“He who would valiant be had better buck his ideas up and stop cowering behind that shrubbery.”
I made this observation to my companion as, during a morning stroll, we spotted a puny nincompoop quaking with terror behind a clump of shrubbery. I could tell he would valiant be because he was wearing the uniform – cap and smock and leggings and boots – of the School of Valour, a nearby institution where, once upon a time, I had given some lectures.
My companion was a little more quick-witted than me.

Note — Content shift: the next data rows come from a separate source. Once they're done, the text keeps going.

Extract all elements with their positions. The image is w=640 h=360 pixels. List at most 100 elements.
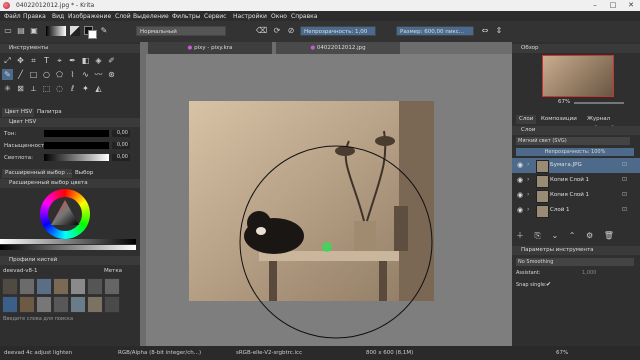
brush-preset-8[interactable]	[2, 296, 18, 313]
brush-tool-icon[interactable]: ✎	[2, 69, 13, 80]
menu-help[interactable]: Справка	[291, 13, 317, 20]
snap-single-checkbox[interactable]: ✔	[546, 281, 551, 288]
minimize-button[interactable]: –	[586, 0, 604, 11]
blend-mode-select[interactable]: Нормальный	[136, 26, 226, 36]
text-tool-icon[interactable]: T	[41, 55, 52, 66]
edit-shapes-tool-icon[interactable]: ⌖	[54, 55, 65, 66]
layer-row[interactable]: ◉ › Копия Слой 1 ⊡	[512, 188, 640, 203]
magic-wand-tool-icon[interactable]: ✦	[80, 83, 91, 94]
layer-actions-toolbar[interactable]: ＋ ⎘ ⌄ ⌃ ⚙ 🗑	[516, 230, 618, 241]
rectangle-tool-icon[interactable]: □	[28, 69, 39, 80]
layer-alpha-lock-icon[interactable]: ⊡	[622, 161, 627, 168]
brush-preset-13[interactable]	[87, 296, 103, 313]
rect-select-tool-icon[interactable]: ⬚	[41, 83, 52, 94]
calligraphy-tool-icon[interactable]: ✒	[67, 55, 78, 66]
brush-preset-11[interactable]	[53, 296, 69, 313]
size-slider[interactable]: Размер: 600,00 пикс...	[396, 26, 474, 36]
save-document-icon[interactable]: ▣	[29, 26, 39, 36]
menu-view[interactable]: Вид	[52, 13, 64, 20]
mirror-vertical-icon[interactable]: ⇕	[494, 26, 504, 36]
fill-tool-icon[interactable]: ◈	[93, 55, 104, 66]
brush-preset-3[interactable]	[36, 278, 52, 295]
brush-preset-12[interactable]	[70, 296, 86, 313]
maximize-button[interactable]: □	[604, 0, 622, 11]
pattern-selector[interactable]	[70, 26, 80, 36]
dyna-tool-icon[interactable]: ⊛	[106, 69, 117, 80]
tab-layers[interactable]: Слои	[516, 115, 537, 124]
alpha-lock-icon[interactable]: ⊘	[286, 26, 296, 36]
brush-preset-6[interactable]	[87, 278, 103, 295]
visibility-eye-icon[interactable]: ◉	[517, 191, 523, 199]
brush-preset-5[interactable]	[70, 278, 86, 295]
saturation-value[interactable]: 0,00	[112, 142, 130, 149]
menu-layer[interactable]: Слой	[115, 13, 131, 20]
assistant-tool-icon[interactable]: ⊠	[15, 83, 26, 94]
polyline-tool-icon[interactable]: ⌇	[67, 69, 78, 80]
gray-strip[interactable]	[0, 239, 136, 244]
ellipse-select-tool-icon[interactable]: ◌	[54, 83, 65, 94]
close-button[interactable]: ✕	[622, 0, 640, 11]
status-brush-preset[interactable]: deevad 4c adjust lighten	[4, 346, 72, 360]
lasso-tool-icon[interactable]: ℓ	[67, 83, 78, 94]
gray-strip-reverse[interactable]	[0, 245, 136, 250]
tab-specific-selector[interactable]: Выбор определённого ...	[72, 169, 140, 185]
expand-arrow-icon[interactable]: ›	[527, 176, 529, 183]
opacity-slider[interactable]: Непрозрачность: 1,00	[300, 26, 376, 36]
eraser-mode-icon[interactable]: ⌫	[256, 26, 267, 36]
ellipse-tool-icon[interactable]: ○	[41, 69, 52, 80]
layer-row[interactable]: ◉ › Слой 1 ⊡	[512, 203, 640, 218]
menu-tools[interactable]: Сервис	[204, 13, 226, 20]
brush-preset-2[interactable]	[19, 278, 35, 295]
tab-compositions[interactable]: Композиции	[538, 115, 580, 124]
new-document-icon[interactable]: ▭	[3, 26, 13, 36]
status-zoom[interactable]: 67%	[556, 346, 568, 360]
background-color-swatch[interactable]	[88, 30, 97, 39]
polygon-tool-icon[interactable]: ⬠	[54, 69, 65, 80]
layer-row[interactable]: ◉ › Бумага.JPG ⊡	[512, 158, 640, 173]
layer-alpha-lock-icon[interactable]: ⊡	[622, 176, 627, 183]
line-tool-icon[interactable]: ╱	[15, 69, 26, 80]
preset-filter-label[interactable]: Метка	[104, 268, 122, 274]
menu-window[interactable]: Окно	[271, 13, 287, 20]
layer-opacity-slider[interactable]: Непрозрачность: 100%	[516, 148, 634, 156]
layer-alpha-lock-icon[interactable]: ⊡	[622, 206, 627, 213]
brush-preset-10[interactable]	[36, 296, 52, 313]
lightness-slider[interactable]	[44, 154, 109, 161]
bezier-select-tool-icon[interactable]: ◭	[93, 83, 104, 94]
crop-tool-icon[interactable]: ⌗	[28, 55, 39, 66]
tab-advanced-selector[interactable]: Расширенный выбор ...	[2, 169, 75, 178]
transform-tool-icon[interactable]: ⤢	[2, 55, 13, 66]
visibility-eye-icon[interactable]: ◉	[517, 206, 523, 214]
menu-filters[interactable]: Фильтры	[172, 13, 200, 20]
menu-select[interactable]: Выделение	[133, 13, 169, 20]
brush-preset-14[interactable]	[104, 296, 120, 313]
overview-thumbnail[interactable]	[542, 55, 614, 97]
preset-tag-select[interactable]: deevad-v8-1	[3, 268, 37, 274]
assistant-value[interactable]: 1,000	[582, 270, 596, 276]
visibility-eye-icon[interactable]: ◉	[517, 176, 523, 184]
menu-image[interactable]: Изображение	[68, 13, 111, 20]
gradient-selector[interactable]	[46, 26, 66, 36]
brush-preset-7[interactable]	[104, 278, 120, 295]
menu-file[interactable]: Файл	[4, 13, 21, 20]
bezier-tool-icon[interactable]: ∿	[80, 69, 91, 80]
layer-blend-mode-select[interactable]: Мягкий свет (SVG)	[516, 137, 630, 145]
mirror-horizontal-icon[interactable]: ⇔	[480, 26, 490, 36]
brush-preset-4[interactable]	[53, 278, 69, 295]
preset-search-field[interactable]: Введите слова для поиска	[3, 316, 73, 322]
smoothing-select[interactable]: No Smoothing	[516, 258, 634, 266]
menu-edit[interactable]: Правка	[23, 13, 46, 20]
picker-tool-icon[interactable]: ✐	[106, 55, 117, 66]
reload-preset-icon[interactable]: ⟳	[272, 26, 282, 36]
tab-hsv-color[interactable]: Цвет HSV	[2, 108, 36, 117]
color-triangle[interactable]	[48, 197, 82, 231]
overview-zoom-slider[interactable]	[574, 102, 624, 104]
layer-alpha-lock-icon[interactable]: ⊡	[622, 191, 627, 198]
layer-row[interactable]: ◉ › Копия Слой 1 ⊡	[512, 173, 640, 188]
lightness-value[interactable]: 0,00	[112, 154, 130, 161]
gradient-tool-icon[interactable]: ◧	[80, 55, 91, 66]
move-tool-icon[interactable]: ✥	[15, 55, 26, 66]
expand-arrow-icon[interactable]: ›	[527, 206, 529, 213]
measure-tool-icon[interactable]: ⟂	[28, 83, 39, 94]
open-document-icon[interactable]: ▤	[16, 26, 26, 36]
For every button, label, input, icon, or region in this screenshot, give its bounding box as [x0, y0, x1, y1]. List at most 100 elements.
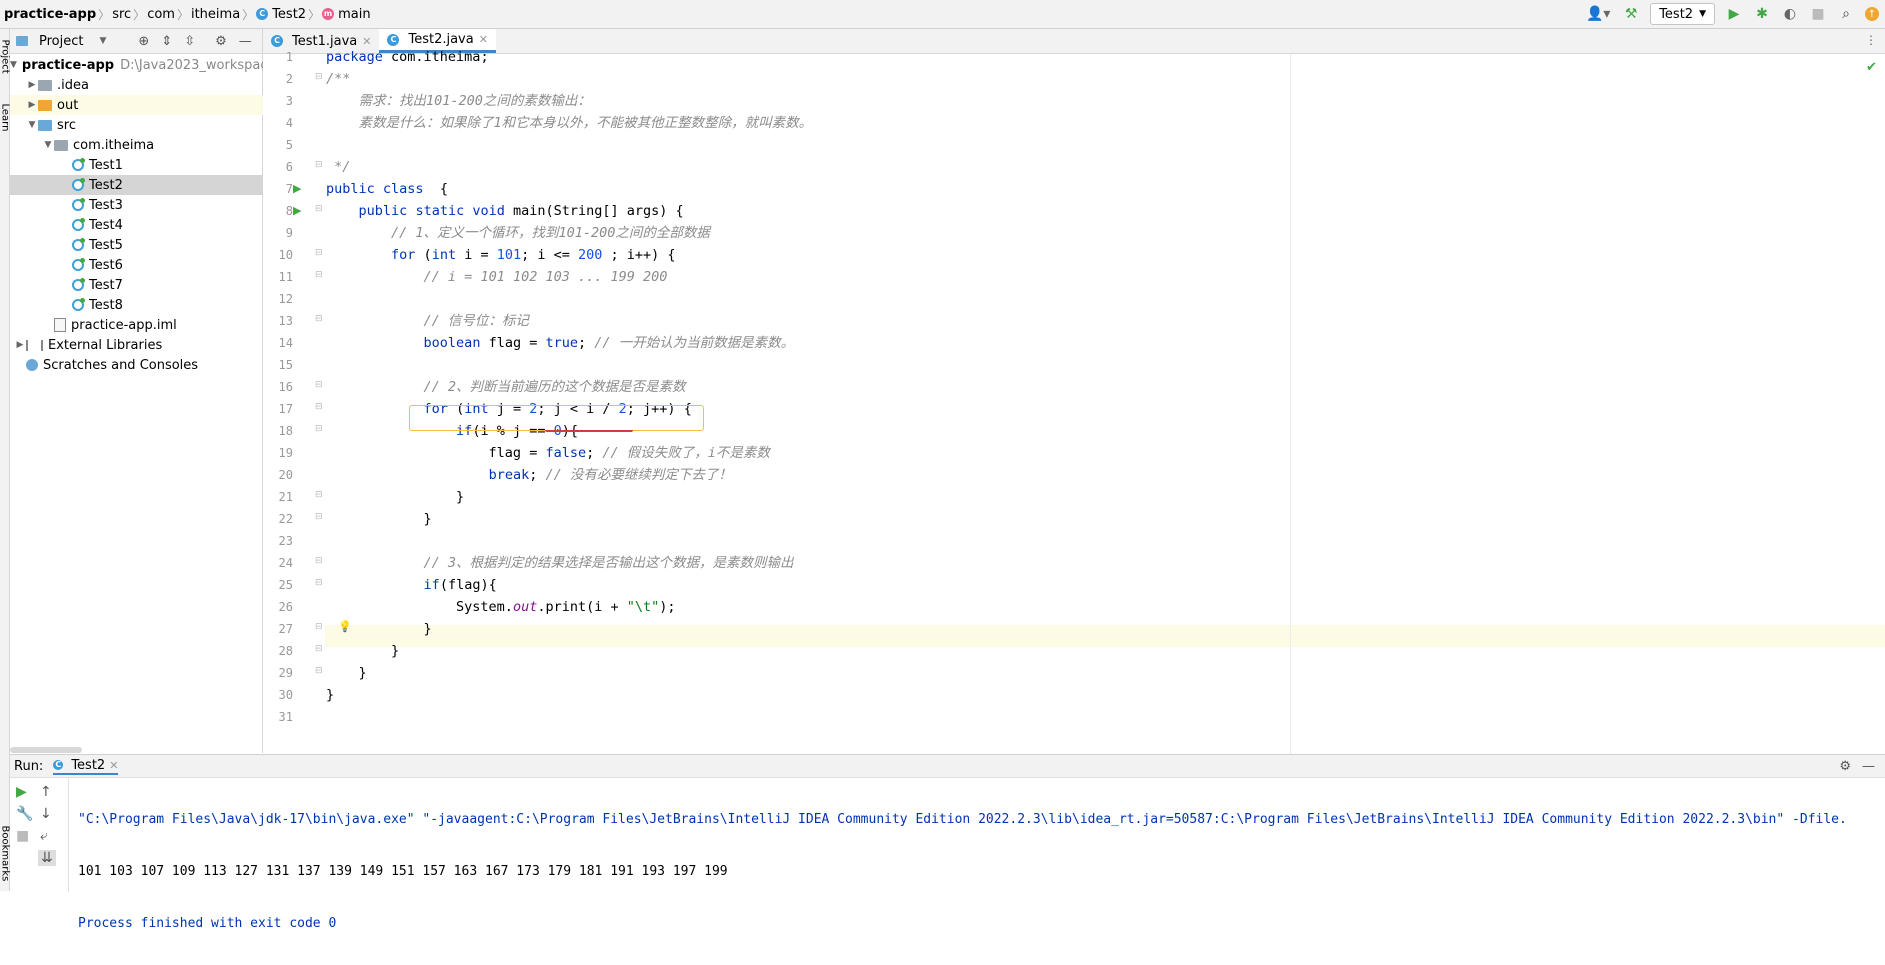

“It occurs to me,” she said, “That as he who would valiant be is quaking with terror, there must needs be some disaster in the offing, of which we would do well to take note, and if necessary to guard against, or overcome, or stymie.”
“How right you are!” I hastened to agree, “But I wonder what the nature of the disaster is. He who would valiant be would, in the words of the hymn, be valiant ‘gainst all disaster. It could be anything from an erupting volcano to a bittern storm.”
“Indeed it could,” she said, “Though I am not sure a bittern storm fits into the category of a disaster. It is more a natural phenomenon, an anomalous one to be sure, but hardly disastrous.”
“You have a point,” I said, “But a sky teeming with birds in terrible numbers seems just the kind of thing that might frighten this puny nincompoop cowering behind the shrubbery. Look at him!, quaking there, as unvaliant a specimen as has ever worn the cap and smock and leggings and boots of the School of Valour!”
“Well, let us approach him, you and I,” she suggested, “First to discover from his own drooling lips what it is that has him so frit, and second to put some fire in his belly.”
I agreed, and we turned back and pranced arm in arm behind the clump of shrubs. Our appearance – me drastically tall and engarbed in Tyrolean hiking gear, my companion with the elegance of a swan but with a swan’s savagery in her eyes – alarmed he who would valiant be. His quaking grew the more tremulous, and he made the little whimpering noises of a born milksop.
“Hey ho!” said my companion, kindly, “Of what are you afeared, young student of valour?”
“Oh pity me,” he wailed, “For I have been so beset round with dismal stories that my legs are like jelly and I have piddled myself!”
At this intelligence my ears pricked up.
“Dismal stories?” I asked.
“Yes sir, truly dismal stories,” he answered, “I have been so beset round with dismal stories of the lumbering walrus-moustached serial killer Babinsky that I scarce dare to move in case he comes a-leaping upon me with his butcher’s cleaver or other instrument of violence.”
My companion and I withdrew to one side to confer.
“Neither an erupting volcano nor a bittern storm, then,” I said, “But awful disaster in the form of Babinsky!”
“Indeed so,” she said, “Even I quake with something not unakin to terror at mention of that dreadful name, and I, as you know, was one of the top scholars ever to study at the School of Valour.”
“I know it well,” I said, “Though as I recall you never attended any of the lectures I delivered in its august hall.”
“No, I did not,” she said, “For I was too busy learning valour in the field, as we say, armed with sword and cudgel, fighting giants.”
“Then you will have missed my lecture on Babinsky, in the course of which I gave a series of tips to those who would valiant be on how to counter the sense of dread and jellying of the legs and piddling brought about by the very thought of the fiend.”
“Tips which I am sure would be of immediate benefit to the puny nincompoop,” she said.
“Yes,” I said, “And as luck would have it I think I have my lecture notes scrunched up in a pocket of my Tyrolean hiking jacket.”
“Then rummage them out and let us return behind the clump of shrubs so you can impart them to he who would valiant be. When you are done, he will valiant be, I expect.”
“A capital idea,” I said, and duly rummaged.
Unfortunately, when we returned behind the shrubbery, he who would valiant be was lying on the ground in several separate pieces, each soaked in gore. While our backs were turned, he had been set upon by the lumbering walrus-moustached serial killer and chopped to bits by his butcher’s cleaver. We span around, quaking with terror, knowing Babinsky was close. But he had already lumbered away, out of sight, bent on further enormities behind other clumps of shrubbery, elsewhere.
“Gosh!”, said my companion, “That was a close shave!”
“It was indeed,” I said, “Oh look! Up there, in the sky! Do you see that bittern storm?”
“I do,” she said, “And I find it not the least bit terrifying, for I would valiant be.”
“Unlike the puny nincompoop,” I said.
“Unlike the puny nincompoop,” she agreed.
Ack! Babinsky!
The mere mention of his name sends my toes into a rictus.